Je eerste levensbehoefte
Erg bijzonder vind ik het voeden van de baby. Hoewel je als ouders heel snel moet kunnen reageren op zijn hongersignalen, anders staat je een oorverdovende sirene te wachten, is hij heel duidelijk in wat hij wil: eten! En anders wel aan de borst in slaap vallen. In ieder geval wil hij die borst, een bron waar hij precies kan vinden wat hij nodig heeft. De voeding past zich namelijk precies aan aan de hoeveelheid en samenstelling die hij nodig heeft. Daarnaast kan een baby zich tijdens een borstvoeding helemaal ontspannen. Slapen gaat erna dus als een tierelier.
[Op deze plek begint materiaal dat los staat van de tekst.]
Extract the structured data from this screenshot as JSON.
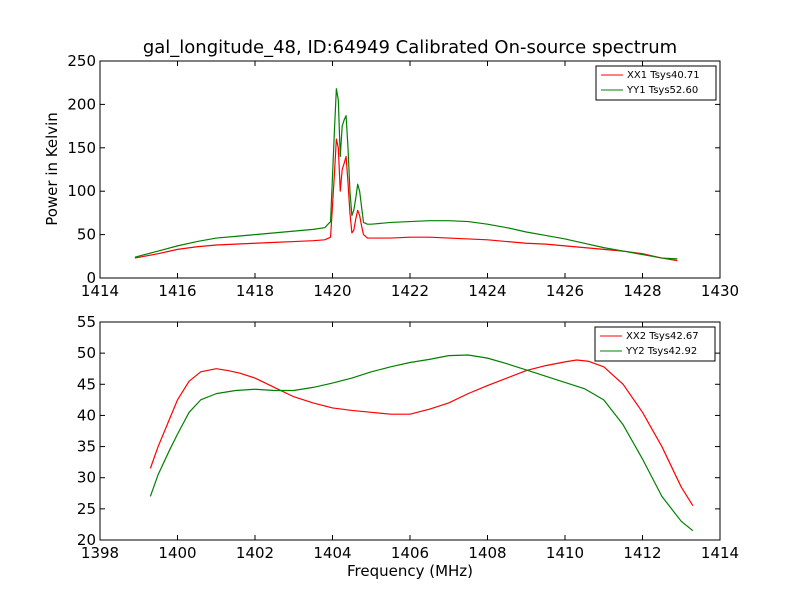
{
  "chart_data": [
    {
      "type": "line",
      "title": "gal_longitude_48, ID:64949 Calibrated On-source spectrum",
      "xlabel": "",
      "ylabel": "Power in Kelvin",
      "xlim": [
        1414,
        1430
      ],
      "ylim": [
        0,
        250
      ],
      "xticks": [
        1414,
        1416,
        1418,
        1420,
        1422,
        1424,
        1426,
        1428,
        1430
      ],
      "yticks": [
        0,
        50,
        100,
        150,
        200,
        250
      ],
      "legend_position": "top-right",
      "grid": false,
      "series": [
        {
          "name": "XX1 Tsys40.71",
          "color": "#ff0000",
          "x": [
            1414.9,
            1415.5,
            1416.0,
            1416.5,
            1417.0,
            1417.5,
            1418.0,
            1418.5,
            1419.0,
            1419.5,
            1419.8,
            1419.95,
            1420.05,
            1420.1,
            1420.15,
            1420.2,
            1420.25,
            1420.3,
            1420.35,
            1420.4,
            1420.45,
            1420.5,
            1420.55,
            1420.6,
            1420.65,
            1420.7,
            1420.75,
            1420.8,
            1420.9,
            1421.0,
            1421.5,
            1422.0,
            1422.5,
            1423.0,
            1423.5,
            1424.0,
            1424.5,
            1425.0,
            1425.5,
            1426.0,
            1426.5,
            1427.0,
            1427.5,
            1428.0,
            1428.5,
            1428.9
          ],
          "values": [
            23,
            28,
            33,
            36,
            38,
            39,
            40,
            41,
            42,
            43,
            44,
            47,
            120,
            160,
            150,
            100,
            125,
            132,
            140,
            110,
            75,
            52,
            55,
            68,
            78,
            72,
            60,
            50,
            46,
            46,
            46,
            47,
            47,
            46,
            45,
            44,
            42,
            40,
            39,
            37,
            35,
            33,
            31,
            28,
            23,
            20
          ]
        },
        {
          "name": "YY1 Tsys52.60",
          "color": "#008000",
          "x": [
            1414.9,
            1415.5,
            1416.0,
            1416.5,
            1417.0,
            1417.5,
            1418.0,
            1418.5,
            1419.0,
            1419.5,
            1419.8,
            1419.95,
            1420.05,
            1420.1,
            1420.15,
            1420.2,
            1420.25,
            1420.3,
            1420.35,
            1420.4,
            1420.45,
            1420.5,
            1420.55,
            1420.6,
            1420.65,
            1420.7,
            1420.75,
            1420.8,
            1420.9,
            1421.0,
            1421.5,
            1422.0,
            1422.5,
            1423.0,
            1423.5,
            1424.0,
            1424.5,
            1425.0,
            1425.5,
            1426.0,
            1426.5,
            1427.0,
            1427.5,
            1428.0,
            1428.5,
            1428.9
          ],
          "values": [
            24,
            31,
            37,
            42,
            46,
            48,
            50,
            52,
            54,
            56,
            58,
            65,
            170,
            218,
            205,
            140,
            175,
            182,
            187,
            150,
            100,
            72,
            78,
            92,
            108,
            100,
            82,
            64,
            62,
            62,
            64,
            65,
            66,
            66,
            65,
            62,
            58,
            53,
            49,
            45,
            40,
            35,
            31,
            27,
            23,
            22
          ]
        }
      ]
    },
    {
      "type": "line",
      "title": "",
      "xlabel": "Frequency (MHz)",
      "ylabel": "",
      "xlim": [
        1398,
        1414
      ],
      "ylim": [
        20,
        55
      ],
      "xticks": [
        1398,
        1400,
        1402,
        1404,
        1406,
        1408,
        1410,
        1412,
        1414
      ],
      "yticks": [
        20,
        25,
        30,
        35,
        40,
        45,
        50,
        55
      ],
      "legend_position": "top-right",
      "grid": false,
      "series": [
        {
          "name": "XX2 Tsys42.67",
          "color": "#ff0000",
          "x": [
            1399.3,
            1399.5,
            1399.8,
            1400.0,
            1400.3,
            1400.6,
            1401.0,
            1401.3,
            1401.6,
            1402.0,
            1402.5,
            1403.0,
            1403.5,
            1404.0,
            1404.5,
            1405.0,
            1405.5,
            1406.0,
            1406.5,
            1407.0,
            1407.5,
            1408.0,
            1408.5,
            1409.0,
            1409.5,
            1410.0,
            1410.3,
            1410.6,
            1411.0,
            1411.5,
            1412.0,
            1412.5,
            1413.0,
            1413.3
          ],
          "values": [
            31.5,
            35,
            39.5,
            42.5,
            45.5,
            47,
            47.5,
            47.2,
            46.8,
            46,
            44.5,
            43,
            42,
            41.2,
            40.8,
            40.5,
            40.2,
            40.2,
            41,
            42,
            43.5,
            44.8,
            46,
            47.2,
            48,
            48.6,
            48.9,
            48.7,
            47.8,
            45,
            40.5,
            35,
            28.5,
            25.5
          ]
        },
        {
          "name": "YY2 Tsys42.92",
          "color": "#008000",
          "x": [
            1399.3,
            1399.5,
            1399.8,
            1400.0,
            1400.3,
            1400.6,
            1401.0,
            1401.5,
            1402.0,
            1402.5,
            1403.0,
            1403.5,
            1404.0,
            1404.5,
            1405.0,
            1405.5,
            1406.0,
            1406.5,
            1407.0,
            1407.5,
            1408.0,
            1408.5,
            1409.0,
            1409.5,
            1410.0,
            1410.5,
            1411.0,
            1411.5,
            1412.0,
            1412.5,
            1413.0,
            1413.3
          ],
          "values": [
            27,
            30.5,
            34.5,
            37,
            40.5,
            42.5,
            43.5,
            44,
            44.2,
            44,
            44,
            44.5,
            45.2,
            46,
            47,
            47.8,
            48.5,
            49,
            49.6,
            49.7,
            49.2,
            48.3,
            47.3,
            46.3,
            45.3,
            44.3,
            42.5,
            38.5,
            33,
            27,
            23,
            21.5
          ]
        }
      ]
    }
  ]
}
Hebben wij onze Bron ook zo goed in het vizier? “Hij laat mij in grazige weiden rusten, Hij voert mij naar vredig water, daar geeft Hij mij nieuwe kracht”, staat er in psalm 23. Precies wat een baby bij een moederborst vindt, kunnen wij dat vinden bij de Herder.
Hij verzekerde ons dat wie niet als een kind openstaat voor het koninkrijk van God er zeker niet binnen zal gaan. Want kleintje, hoe kan ik/Ik je nu iets weigeren?